I was a youngin and new to SNA networking and I needed to see the status of a 
PEP node … I remembered the VTAM sysprog telling me that he made a number of 
shortcut execs for Netview and I should use them.   There were a bunch.  I 
figured Display Net was DN and was surprised he decided that was for V 
NET,INACT,PEP09,I

The whole dang ATM network went down in a flash.  

I brought it back up and talked to the Ops Mgr so he knew what I had done, told 
me thanks and then had a review of ALL shortcut commands that did damage .


Matt Hogstrom
PGP key 0F143BC1

> On Mar 5, 2025, at 17:41, Seymour J Metz <[email protected]> wrote:
> Welll, this may seem penny ante and not nearly dramatic enough, but I once 
> type EXEC CMS ERASE when I meant to type ERASE CMS EXEC. It was the fastest 
> PA1 in the West and a very red face. No permanent damage, and nobody pointing 
> at me laughing, but I was still embarrassed.
> 
> -- 
> Shmuel (Seymour J.) Metz
> http://mason.gmu.edu/~smetz3
> עַם יִשְׂרָאֵל חַי
> נֵ֣צַח יִשְׂרָאֵ֔ל לֹ֥א יְשַׁקֵּ֖ר
> 
> 
> 
> ________________________________________
> From: IBM Mainframe Discussion List <[email protected]> on behalf of 
> Phil Smith III <[email protected]>
> Sent: Wednesday, March 5, 2025 6:01 PM
> To: [email protected]
> Subject: Stupid outages you caused (was: Cost of an outage)
> 
> External Message: Use Caution
> 
> 
> Rupert Reynolds wrote about taking down a system by compressing a PDS. What 
> stories can y'all share about times you or someone you worked with took down 
> a system in a way that made you SMH afterward?
> 
> I'll start with a couple of VM stories:
> 
> Back at University of Waterloo, we had four systems running VM/SP in an SSI 
> configuration (think "Sysplex", only less so) with 20,000 students using the 
> system (among other things).

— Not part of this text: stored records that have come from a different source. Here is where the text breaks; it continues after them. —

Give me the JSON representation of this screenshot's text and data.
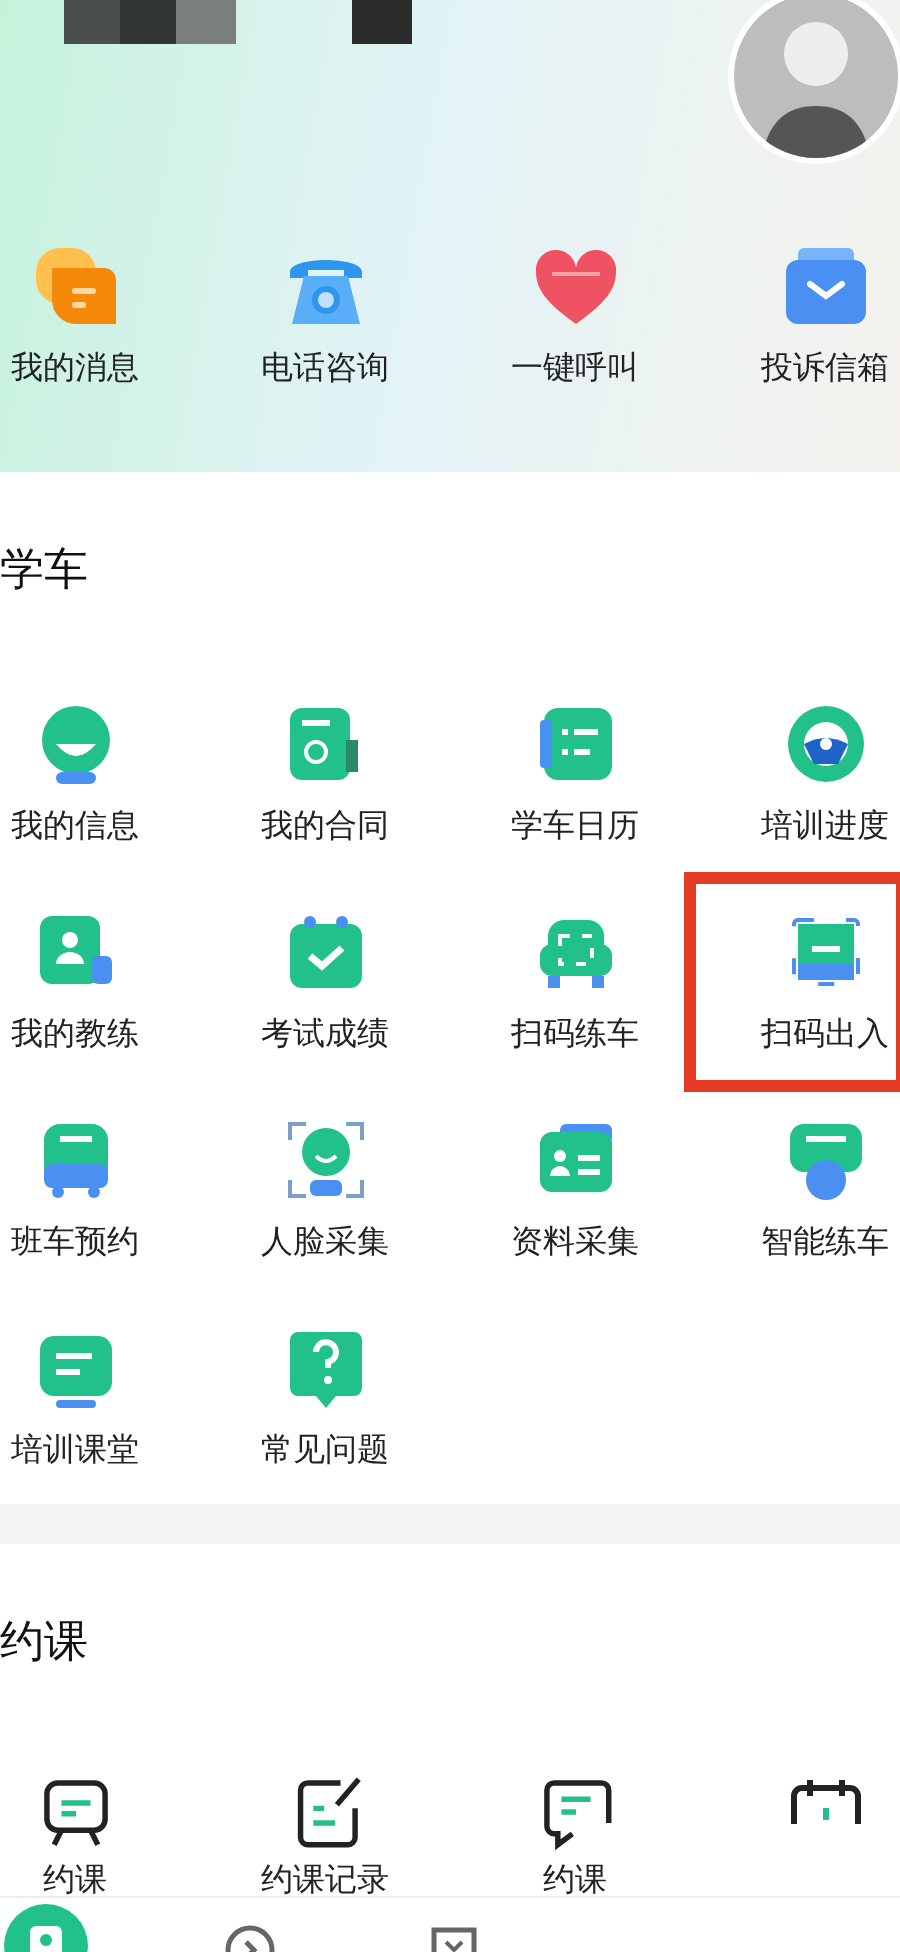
{
  "quick_actions": [
    {
      "label": "我的消息"
    },
    {
      "label": "电话咨询"
    },
    {
      "label": "一键呼叫"
    },
    {
      "label": "投诉信箱"
    }
  ],
  "sections": [
    {
      "title": "学车",
      "items": [
        {
          "label": "我的信息",
          "highlighted": false
        },
        {
          "label": "我的合同",
          "highlighted": false
        },
        {
          "label": "学车日历",
          "highlighted": false
        },
        {
          "label": "培训进度",
          "highlighted": false
        },
        {
          "label": "我的教练",
          "highlighted": false
        },
        {
          "label": "考试成绩",
          "highlighted": false
        },
        {
          "label": "扫码练车",
          "highlighted": false
        },
        {
          "label": "扫码出入",
          "highlighted": true
        },
        {
          "label": "班车预约",
          "highlighted": false
        },
        {
          "label": "人脸采集",
          "highlighted": false
        },
        {
          "label": "资料采集",
          "highlighted": false
        },
        {
          "label": "智能练车",
          "highlighted": false
        },
        {
          "label": "培训课堂",
          "highlighted": false
        },
        {
          "label": "常见问题",
          "highlighted": false
        }
      ]
    },
    {
      "title": "约课",
      "items": [
        {
          "label": "约课",
          "highlighted": false
        },
        {
          "label": "约课记录",
          "highlighted": false
        },
        {
          "label": "约课",
          "highlighted": false
        },
        {
          "highlighted": false
        }
      ]
    }
  ],
  "bottom_nav": [
    {
      "selected": true
    },
    {
      "selected": false
    },
    {
      "selected": false
    }
  ]
}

We had a service virtual machine (an SVM; think 
> "STC") named PRIV that would accept commands via SMSG (think "TELL"), 
> validate the issuer and command against a table, and issue the command (or 
> not) depending on whether they were authorized. This was nice, and had 
> granularity so, for example, BOB could recycle some SVMs but not others, or 
> could force off specific users.
> 
> I was doing some enhancements to PRIV and logged onto it. Hmm, how to take it 
> down? I know: SMSG * SHUTDOWN
> 
> Then I waited. And waited. And all of a sudden an operator came barreling out 
> of the Red Room yelling, "System A just shut itself down?!"
> 
> Oops. Nothing I've written since has accepted SHUTDOWN as a command, so as 
> not to tempt anyone.
> 
> 
> Years later, at my first vendor, I was testing a product for possible 
> acquisition. This was in the early days of VM/XA SP, which was notoriously 
> unreliable at that stage in its development (at one point the service for it 
> overflowed a tape, necessitating some quick work on IBM's part because nobody 
> had ever considered that a possibility).
> 
> Because the possible acquisition was a Big Secret, I went down to our 
> (unstaffed) toy data center to work. I fired up the product and the system 
> crashed; not unusual for VM/XA SP, so I went over and started bringing it 
> back up. About halfway through, the other two developers came down to see if 
> they needed to do anything. I let them finish the process, and as soon as I 
> got a logo on my terminal, I logged back on and fired up the product again. 
> And it crashed again instantly. They both turned around and said, "What did 
> you do?" and I had to come clean! Turned out the product was mucking with low 
> core, ick.
> 
> 
> Last one isn't my fault, from 15 years later. I was at Linuxcare, where we 
> were doing Linux provisioning under z/VM. One of our guys was onsite at a 
> bank doing a trial install and needed some disk space. He was really a Linux 
> guy, not a VM guy, but had mucked around on our MP3000, so he [thought he] 
> knew what to do: he found a free volume, attached it, and formatted it. Oops: 
> z/OS had had plans for that data, and folks were NOT happy when they realized 
> what he'd done. Of course it was at least partly their fault for having left 
> him alone on a production system on a privileged ID.
> 
> This was on a Friday and I was off that day because I was having knee 
> surgery. I got a call late that evening from our CEO saying, "You need to be 
> in Chicago first thing Monday morning". So early Monday I flew to ORD and 
> took a cab to an Embassy Suites and spent the day there working, waiting for 
> a call to go do...something. Finally I got one late in the day saying 
> "Nevermind, go home". I guess they found enough of a backup and didn't want 
> to have to discuss who screwed up worse.
> 
> 
> What have YOU done that you wouldn't want on your resume?